As to the NFL's strictly-protected Super Bowl logo, they must not have gotten too mad that my paper, along with nearly every other one in the country, used this years logo in particular (the "XL" is soooo catchy, you know) in headlines and other graphics throughout the paper. I mean, when we blew it up so that the letters were about 72 points in a Food section headline that said "XL-ent snacks," I guess we should have forked over a few pennies. Nevermind the fact it moved over AP's graphics wire almost everyday for weeks leading up to the event.

I agree it's a bit sneaky and probably something I wouldn't feel good doing. But, especially in this case, where the size and presentation has been altered and the poster as a whole is adding value by compiling the front pages, as Bill said, I don't think it's illegal. Couldn't this woman simply claim the cost would be to cover her labor in finding and compiling these photos? While each piece of the poster comes from copyrighted material, they collectively form an original work.
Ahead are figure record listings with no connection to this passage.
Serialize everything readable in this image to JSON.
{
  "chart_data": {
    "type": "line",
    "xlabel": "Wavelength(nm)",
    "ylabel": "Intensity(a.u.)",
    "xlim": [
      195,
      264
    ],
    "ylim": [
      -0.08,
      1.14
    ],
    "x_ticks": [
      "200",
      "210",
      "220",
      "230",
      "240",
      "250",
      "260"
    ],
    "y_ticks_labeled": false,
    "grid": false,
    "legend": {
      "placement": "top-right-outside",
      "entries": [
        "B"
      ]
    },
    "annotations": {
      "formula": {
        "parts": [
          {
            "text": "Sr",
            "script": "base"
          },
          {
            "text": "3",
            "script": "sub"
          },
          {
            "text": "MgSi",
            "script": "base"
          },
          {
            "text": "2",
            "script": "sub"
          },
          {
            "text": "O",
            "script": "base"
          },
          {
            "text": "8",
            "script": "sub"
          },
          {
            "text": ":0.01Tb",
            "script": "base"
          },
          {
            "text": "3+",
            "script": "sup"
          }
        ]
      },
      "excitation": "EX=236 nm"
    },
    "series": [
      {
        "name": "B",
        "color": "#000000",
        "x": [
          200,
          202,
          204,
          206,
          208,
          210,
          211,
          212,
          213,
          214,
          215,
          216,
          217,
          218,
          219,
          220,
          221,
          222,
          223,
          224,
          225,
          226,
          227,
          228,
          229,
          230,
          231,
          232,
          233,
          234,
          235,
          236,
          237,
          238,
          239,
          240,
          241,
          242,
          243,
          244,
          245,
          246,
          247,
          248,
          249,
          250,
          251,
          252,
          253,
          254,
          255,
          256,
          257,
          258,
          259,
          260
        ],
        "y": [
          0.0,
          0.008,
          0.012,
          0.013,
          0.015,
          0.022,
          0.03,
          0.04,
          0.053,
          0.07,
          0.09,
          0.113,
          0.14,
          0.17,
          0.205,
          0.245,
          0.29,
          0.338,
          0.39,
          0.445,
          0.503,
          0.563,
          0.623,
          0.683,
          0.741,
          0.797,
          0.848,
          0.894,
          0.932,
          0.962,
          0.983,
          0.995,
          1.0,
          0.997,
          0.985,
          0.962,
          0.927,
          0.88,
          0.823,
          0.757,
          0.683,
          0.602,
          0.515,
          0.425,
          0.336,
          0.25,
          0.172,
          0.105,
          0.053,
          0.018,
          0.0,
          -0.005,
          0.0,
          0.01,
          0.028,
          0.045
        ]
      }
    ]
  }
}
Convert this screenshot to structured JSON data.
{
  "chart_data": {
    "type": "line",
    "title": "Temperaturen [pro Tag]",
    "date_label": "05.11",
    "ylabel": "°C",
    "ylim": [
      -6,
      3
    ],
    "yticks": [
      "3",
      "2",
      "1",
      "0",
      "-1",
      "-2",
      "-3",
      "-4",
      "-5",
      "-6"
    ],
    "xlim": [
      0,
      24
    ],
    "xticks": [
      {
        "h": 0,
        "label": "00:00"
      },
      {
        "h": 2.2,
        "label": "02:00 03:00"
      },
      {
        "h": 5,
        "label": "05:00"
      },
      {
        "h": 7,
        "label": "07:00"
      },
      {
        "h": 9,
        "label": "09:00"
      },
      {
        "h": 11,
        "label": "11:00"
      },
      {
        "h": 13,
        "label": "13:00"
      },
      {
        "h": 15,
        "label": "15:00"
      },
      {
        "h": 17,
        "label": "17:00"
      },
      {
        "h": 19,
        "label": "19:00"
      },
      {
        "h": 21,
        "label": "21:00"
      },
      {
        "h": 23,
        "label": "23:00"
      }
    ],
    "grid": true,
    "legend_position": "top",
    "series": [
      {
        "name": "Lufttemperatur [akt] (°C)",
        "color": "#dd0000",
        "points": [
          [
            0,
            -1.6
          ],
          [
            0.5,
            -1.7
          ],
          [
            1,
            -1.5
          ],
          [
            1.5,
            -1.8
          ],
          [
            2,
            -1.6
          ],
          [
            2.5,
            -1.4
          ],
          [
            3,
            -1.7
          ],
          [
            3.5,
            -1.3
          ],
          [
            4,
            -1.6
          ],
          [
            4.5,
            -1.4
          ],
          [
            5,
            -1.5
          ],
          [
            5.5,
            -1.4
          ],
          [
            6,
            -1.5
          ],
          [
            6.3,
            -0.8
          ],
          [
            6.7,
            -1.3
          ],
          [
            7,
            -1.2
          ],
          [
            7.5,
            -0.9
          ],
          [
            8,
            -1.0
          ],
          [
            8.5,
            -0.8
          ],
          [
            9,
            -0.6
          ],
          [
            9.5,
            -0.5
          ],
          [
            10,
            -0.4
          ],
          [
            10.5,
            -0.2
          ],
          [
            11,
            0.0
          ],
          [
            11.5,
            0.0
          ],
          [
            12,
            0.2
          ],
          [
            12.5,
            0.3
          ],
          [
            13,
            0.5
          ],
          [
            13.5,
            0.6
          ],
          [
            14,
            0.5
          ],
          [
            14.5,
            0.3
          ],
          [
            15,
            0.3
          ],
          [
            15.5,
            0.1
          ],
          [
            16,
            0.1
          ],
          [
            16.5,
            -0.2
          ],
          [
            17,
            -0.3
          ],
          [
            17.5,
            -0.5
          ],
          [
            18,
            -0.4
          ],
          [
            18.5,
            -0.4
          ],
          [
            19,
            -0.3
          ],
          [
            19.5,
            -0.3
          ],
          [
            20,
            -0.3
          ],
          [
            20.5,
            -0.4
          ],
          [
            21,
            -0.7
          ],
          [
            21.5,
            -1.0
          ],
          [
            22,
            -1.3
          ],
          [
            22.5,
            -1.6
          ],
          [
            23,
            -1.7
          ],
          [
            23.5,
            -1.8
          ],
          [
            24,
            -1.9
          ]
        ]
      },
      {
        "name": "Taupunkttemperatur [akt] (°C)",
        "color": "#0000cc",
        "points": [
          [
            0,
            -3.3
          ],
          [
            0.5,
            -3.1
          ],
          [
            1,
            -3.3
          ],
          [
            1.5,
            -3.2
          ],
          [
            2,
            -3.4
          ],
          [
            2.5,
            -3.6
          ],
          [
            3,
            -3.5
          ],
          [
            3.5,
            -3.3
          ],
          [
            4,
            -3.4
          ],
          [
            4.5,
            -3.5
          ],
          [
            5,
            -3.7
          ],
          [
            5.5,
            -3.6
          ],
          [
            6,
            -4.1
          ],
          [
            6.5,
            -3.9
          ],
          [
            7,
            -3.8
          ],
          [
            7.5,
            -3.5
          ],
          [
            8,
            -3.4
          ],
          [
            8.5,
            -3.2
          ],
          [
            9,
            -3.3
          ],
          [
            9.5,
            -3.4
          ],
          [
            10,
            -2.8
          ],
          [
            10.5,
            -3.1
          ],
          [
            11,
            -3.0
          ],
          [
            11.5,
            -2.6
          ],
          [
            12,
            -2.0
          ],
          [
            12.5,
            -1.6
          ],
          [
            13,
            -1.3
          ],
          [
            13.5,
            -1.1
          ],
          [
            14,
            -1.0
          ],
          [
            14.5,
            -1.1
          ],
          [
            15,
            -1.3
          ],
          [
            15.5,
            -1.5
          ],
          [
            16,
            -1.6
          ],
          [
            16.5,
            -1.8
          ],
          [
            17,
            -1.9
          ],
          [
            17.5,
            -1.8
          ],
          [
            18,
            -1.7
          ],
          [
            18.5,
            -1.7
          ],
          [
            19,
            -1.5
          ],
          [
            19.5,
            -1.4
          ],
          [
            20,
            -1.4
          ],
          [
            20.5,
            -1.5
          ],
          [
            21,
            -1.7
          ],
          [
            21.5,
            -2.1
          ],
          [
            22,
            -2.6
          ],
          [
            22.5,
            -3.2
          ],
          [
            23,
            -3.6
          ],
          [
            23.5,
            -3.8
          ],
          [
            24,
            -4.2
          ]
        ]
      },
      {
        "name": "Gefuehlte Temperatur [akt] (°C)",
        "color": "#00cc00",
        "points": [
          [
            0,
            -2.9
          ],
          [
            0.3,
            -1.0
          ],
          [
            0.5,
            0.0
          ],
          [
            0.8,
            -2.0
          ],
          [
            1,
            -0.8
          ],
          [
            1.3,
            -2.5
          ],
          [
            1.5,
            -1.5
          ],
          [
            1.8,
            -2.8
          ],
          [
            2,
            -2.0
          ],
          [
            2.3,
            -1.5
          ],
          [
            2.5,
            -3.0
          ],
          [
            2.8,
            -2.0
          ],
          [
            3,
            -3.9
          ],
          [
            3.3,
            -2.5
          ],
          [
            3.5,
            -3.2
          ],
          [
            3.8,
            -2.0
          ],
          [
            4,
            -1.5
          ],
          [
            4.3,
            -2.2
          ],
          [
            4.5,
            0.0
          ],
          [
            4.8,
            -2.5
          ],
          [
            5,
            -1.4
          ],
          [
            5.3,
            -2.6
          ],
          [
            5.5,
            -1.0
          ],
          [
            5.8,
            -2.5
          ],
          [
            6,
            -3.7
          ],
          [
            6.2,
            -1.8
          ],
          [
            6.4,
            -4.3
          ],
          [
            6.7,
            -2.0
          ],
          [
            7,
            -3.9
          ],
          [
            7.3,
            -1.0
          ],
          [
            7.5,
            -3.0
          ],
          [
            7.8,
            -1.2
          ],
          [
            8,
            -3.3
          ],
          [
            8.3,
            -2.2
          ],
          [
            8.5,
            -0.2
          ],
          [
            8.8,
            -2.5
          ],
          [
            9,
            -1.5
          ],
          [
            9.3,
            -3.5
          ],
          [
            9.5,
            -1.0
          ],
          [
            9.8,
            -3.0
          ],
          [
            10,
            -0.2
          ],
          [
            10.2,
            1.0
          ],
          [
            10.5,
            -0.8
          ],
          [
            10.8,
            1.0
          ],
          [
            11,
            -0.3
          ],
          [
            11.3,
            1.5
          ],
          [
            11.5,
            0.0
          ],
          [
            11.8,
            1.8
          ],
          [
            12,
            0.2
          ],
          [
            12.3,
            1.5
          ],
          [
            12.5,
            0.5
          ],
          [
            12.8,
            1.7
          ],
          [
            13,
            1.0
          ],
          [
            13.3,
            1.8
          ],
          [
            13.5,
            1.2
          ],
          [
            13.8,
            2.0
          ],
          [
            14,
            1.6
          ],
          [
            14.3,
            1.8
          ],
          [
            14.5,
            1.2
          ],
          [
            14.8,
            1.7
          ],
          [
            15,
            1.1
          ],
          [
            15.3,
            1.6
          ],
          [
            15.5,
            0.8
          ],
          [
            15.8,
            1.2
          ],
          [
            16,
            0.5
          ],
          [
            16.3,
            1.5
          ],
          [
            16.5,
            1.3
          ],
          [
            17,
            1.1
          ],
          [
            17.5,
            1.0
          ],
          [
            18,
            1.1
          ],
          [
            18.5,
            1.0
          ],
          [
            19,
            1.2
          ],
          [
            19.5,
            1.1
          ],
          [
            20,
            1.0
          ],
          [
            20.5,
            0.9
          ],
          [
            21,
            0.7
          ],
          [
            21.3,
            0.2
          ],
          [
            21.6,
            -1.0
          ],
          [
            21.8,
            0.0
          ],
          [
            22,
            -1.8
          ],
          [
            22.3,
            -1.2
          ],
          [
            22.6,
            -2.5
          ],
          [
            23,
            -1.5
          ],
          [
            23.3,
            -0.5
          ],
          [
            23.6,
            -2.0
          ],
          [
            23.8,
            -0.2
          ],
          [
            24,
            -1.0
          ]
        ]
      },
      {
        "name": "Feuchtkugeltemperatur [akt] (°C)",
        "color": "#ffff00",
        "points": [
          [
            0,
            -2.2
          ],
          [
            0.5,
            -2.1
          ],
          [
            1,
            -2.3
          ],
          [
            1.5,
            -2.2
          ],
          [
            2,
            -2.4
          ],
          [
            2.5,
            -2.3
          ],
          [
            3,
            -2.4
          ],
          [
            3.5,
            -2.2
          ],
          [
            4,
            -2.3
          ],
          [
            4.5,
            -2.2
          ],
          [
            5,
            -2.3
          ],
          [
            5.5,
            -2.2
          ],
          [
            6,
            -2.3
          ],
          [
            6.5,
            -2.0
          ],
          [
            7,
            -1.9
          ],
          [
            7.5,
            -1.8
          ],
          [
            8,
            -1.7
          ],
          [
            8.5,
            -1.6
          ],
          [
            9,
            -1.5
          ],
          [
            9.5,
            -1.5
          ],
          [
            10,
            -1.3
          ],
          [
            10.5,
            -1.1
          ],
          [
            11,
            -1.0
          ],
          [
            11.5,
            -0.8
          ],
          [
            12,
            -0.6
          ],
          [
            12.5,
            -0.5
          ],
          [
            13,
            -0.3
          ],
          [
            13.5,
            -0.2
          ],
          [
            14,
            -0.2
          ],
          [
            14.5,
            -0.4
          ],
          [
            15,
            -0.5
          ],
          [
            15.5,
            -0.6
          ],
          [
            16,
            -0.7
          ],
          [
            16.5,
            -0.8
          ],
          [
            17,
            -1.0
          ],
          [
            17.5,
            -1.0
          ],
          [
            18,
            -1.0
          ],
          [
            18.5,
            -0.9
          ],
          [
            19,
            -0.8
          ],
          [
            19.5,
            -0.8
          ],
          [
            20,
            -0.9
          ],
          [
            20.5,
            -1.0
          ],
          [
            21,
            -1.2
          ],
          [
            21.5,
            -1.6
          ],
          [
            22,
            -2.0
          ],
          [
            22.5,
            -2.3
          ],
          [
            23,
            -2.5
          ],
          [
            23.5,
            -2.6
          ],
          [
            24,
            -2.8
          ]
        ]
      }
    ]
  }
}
That, and people will pay top dollar for almost anything on eBay. Now, if you'll excuse me, I'm off to go make a watermelon look like Pamela Anderson.

Posted by: Niko at March 6, 2006 3:40 PM

So, Niko, if I take one AP photo of the Super Bowl, one Reuters and one Getty, montage them and frame it, I'm in the clear to sell it for $300 to gullible, buy-anything sports fans? I'm guessing not, and I don't see how it's different from this lame poster.

Posted by: Dave at March 7, 2006 11:28 AM

Like I said, I'd argue you'd have to attribute the photos, but yes, you're as in the clear on it as anyone who's sold a T-shirt bearing the image of a front page of a newspaper proclaiming "McGwire hits No. 62," which littered the Wal-Marts and grocery stores in my area for months afterward.

My main point is there's myriad things you could argue that makes this work "different" or "original." Someone had to take those pictures, and they were paid for their work by those newspapers. At the end of the day, their work appears in a public forum.